J'ai témoigné beaucoup de bienveillance envers Jurassic World premier du nom. D'une part, parce que, par nostalgie, j'étais ravie de re-découvrir le parc. D'autre part, parce que le film proposait un discours certes peu original mais assez juste sur l'industrie hollywoodienne de ces dernières années dans son obsession du gigantisme. Jurassic World n'avait pas réellement besoin d'un successeur, aussi la sortie de Fallen Kingdom a-t-elle été une relative surprise.


Une surprise. C'est en effet ce que le film semble vouloir être, en laissant de côté la formule Jurassic « Park » qui était de mise jusque là. Adieu le parc. Adieu l'île. Ce sont les dinosaures qui débarquent dans notre monde, comme on avait pu le rêver ou le redouter dans Jurassic Park 2.
La bonne surprise c'est que, contre toute attente, Juan Antonio Bayona parvient à s'approprier avec audace l'univers de la saga. Certes, il s'éloigne de l'original, mais il serait de toute façon impossible d'égaler ce dernier. Bayona prend des risques en choisissant de délaisser l'habituel survival en terre jurassique pour nous proposer un film de monstre proche de l'épouvante gothique, dans un manoir grouillant de dinosaures. L'ambiance inattendue et la photographie maîtrisée valent la peine d'être saluée.


Là où ce second volet de Jurassic World se fait plus problématique, c'est dans sa construction générale. En effet, malgré les qualités de la réalisation et la volonté prometteuse de renouvellement, le film n'en demeure pas moins un hybride qui peine à trouver sa légitimité – un peu comme son grand-méchant-dino-de-synthèse-méga-hybridé. Au-delà de l'esthétique gothique de la deuxième moitié, Jurassic World : Fallen Kingdom s'égare à de nombreuses reprises sur des terrains glissants, et ne manque pas de trébucher...
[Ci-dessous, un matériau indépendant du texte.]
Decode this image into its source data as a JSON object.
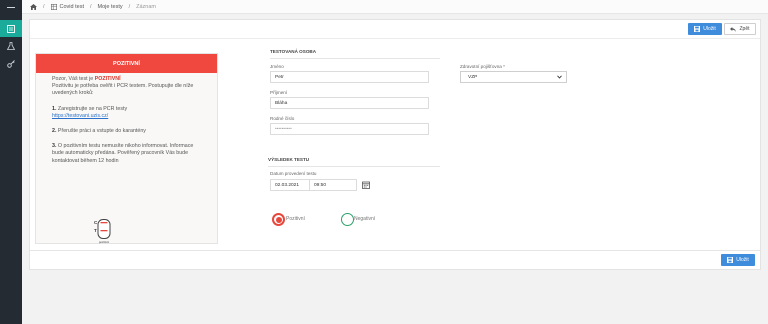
{
  "breadcrumb": {
    "home_icon": "home-icon",
    "item1": "Covid test",
    "item2": "Moje testy",
    "item3": "Záznam"
  },
  "toolbar": {
    "save_label": "Uložit",
    "back_label": "Zpět"
  },
  "info": {
    "header": "POZITIVNÍ",
    "p1_prefix": "Pozor, Váš test je ",
    "p1_strong": "POZITIVNÍ",
    "p1_rest": "Pozitivitu je potřeba ověřit i PCR testem. Postupujte dle níže uvedených kroků:",
    "step1_num": "1.",
    "step1_text": "Zaregistrujte se na PCR testy",
    "step1_link": "https://testovani.uzis.cz/",
    "step2_num": "2.",
    "step2_text": "Přerušte práci a vstupte do karantény",
    "step3_num": "3.",
    "step3_text": "O pozitivním testu nemusíte nikoho informovat. Informace bude automaticky předána. Pověřený pracovník Vás bude kontaktovat během 12 hodin",
    "illustration": {
      "c": "C",
      "t": "T",
      "caption": "pozitivní"
    }
  },
  "person": {
    "section_title": "TESTOVANÁ OSOBA",
    "first_name_label": "Jméno",
    "first_name_value": "Petr",
    "last_name_label": "Příjmení",
    "last_name_value": "Bláha",
    "birth_label": "Rodné číslo",
    "birth_value": "••••••••••",
    "insurance_label": "Zdravotní pojišťovna *",
    "insurance_value": "VZP"
  },
  "result": {
    "section_title": "VÝSLEDEK TESTU",
    "date_label": "Datum provedení testu",
    "date_value": "02.03.2021",
    "time_value": "09:50",
    "positive_label": "Pozitivní",
    "negative_label": "Negativní"
  },
  "colors": {
    "sidebar": "#252b33",
    "accent": "#1bab9a",
    "primary": "#3f8bdc",
    "danger": "#f0473f",
    "success": "#2aa26a"
  }
}
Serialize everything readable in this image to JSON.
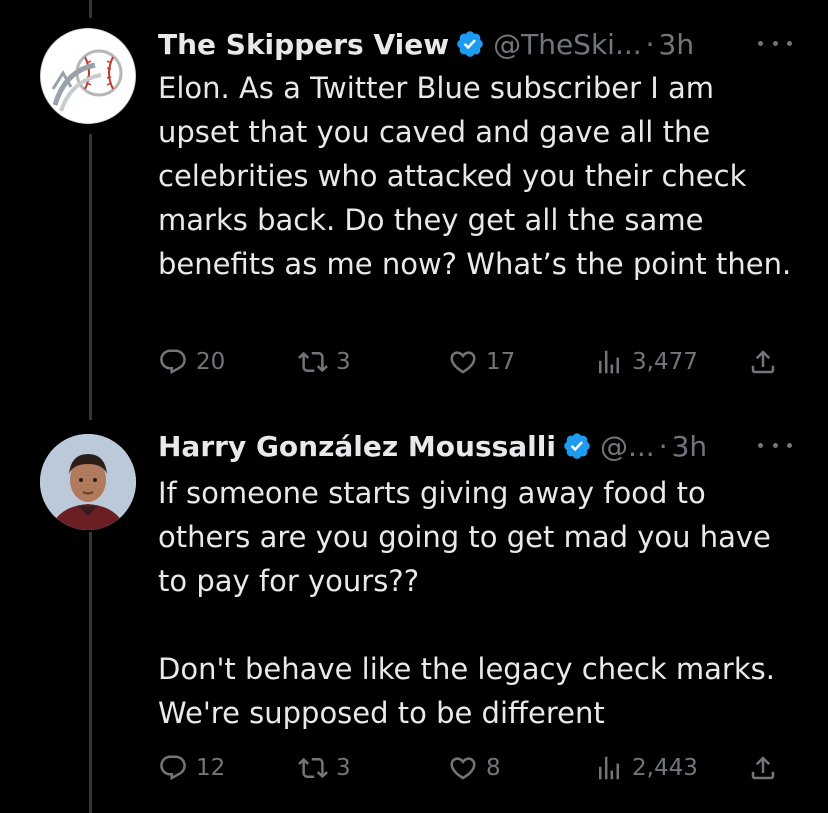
{
  "colors": {
    "background": "#000000",
    "text": "#e7e9ea",
    "muted": "#71767b",
    "verified": "#1d9bf0",
    "thread_line": "#333639"
  },
  "tweets": [
    {
      "name": "The Skippers View",
      "handle": "@TheSki...",
      "dot": "·",
      "time": "3h",
      "text": "Elon. As a Twitter Blue subscriber I am upset that you caved and gave all the celebrities who attacked you their check marks back. Do they get all the same benefits as me now? What’s the point then.",
      "replies": "20",
      "retweets": "3",
      "likes": "17",
      "views": "3,477",
      "avatar_icon": "baseball-logo-icon"
    },
    {
      "name": "Harry González Moussalli",
      "handle": "@...",
      "dot": "·",
      "time": "3h",
      "text": "If someone starts giving away food to others are you going to get mad you have to pay for yours??\n\nDon't behave like the legacy check marks. We're supposed to be different",
      "replies": "12",
      "retweets": "3",
      "likes": "8",
      "views": "2,443",
      "avatar_icon": "profile-photo-avatar"
    }
  ]
}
Aborder la protection des espèces menacées, c'est une intention louable. Mais l'idée convient mal au matériau en question et les arguments des défenseurs basculent dans l'absurde.
« Si on ne fait rien, vos enfants ne verront jamais de vrais dinosaures ! ». C'est ce qu'on dirait aujourd'hui à propos du grand panda, à la différence près que ce dernier ne menace pas la vie de la population humaine mondiale, n'appartient pas à un règne animal totalement différent du nôtre et n'a pas été créé de toute pièce par la science humaine. Si nous reconnaissons le devoir de défendre les espèces animales menacées, c'est parce qu'elles ont été placées sur la même terre que nous et qu'une harmonie est possible. Également, et peut-être surtout, parce que le genre humain est le prédateur de toutes les autres espèces qu'il côtoie. Tel n'est pas le cas avec les dinosaures.
Le bon argument, celui que le film ne met pas suffisamment en avant et ne mentionne que de manière évasive, il est ailleurs. Il s'agit de la responsabilité de l'humain envers sa création. Comme Dieu l'est envers lui, l'homme doit se montrer miséricordieux vis à vis des êtres auquel il a donné vie en jouant au Tout-Puissant. Si les dinosaures doivent être sauvés, ce n'est pas pour que les générations puissent grandir auprès d'eux – cela, en vérité, il vaudrait mieux ne pas le leur souhaiter... – mais parce que l'humain porte désormais la responsabilité de leur existence et, parce qu'il a décidé de donner la vie, il se doit de la préserver. D'où le rapprochement justifié des dinosaures avec le clone humain créé génériquement, qui pour autant a tout autant le droit de vivre que n'importe quel individu. Rapprochement justifié, oui, et cependant maladroit. L'annonce du clonage en question accomplit l'exploit – malheureusement trop répandu de nous jours – d'être à la fois gros comme une maison et de tomber pourtant comme un cheveux sur la soupe... Sans parler du retournement absolument irrationnel à laquelle la présence de ce clone aboutit ! Reconnaître le droit d'existence d'une espèce dont on a forcé la création, c'est une chose. Décider de cohabiter avec des créatures géantes du jurassique, ça en est une autre...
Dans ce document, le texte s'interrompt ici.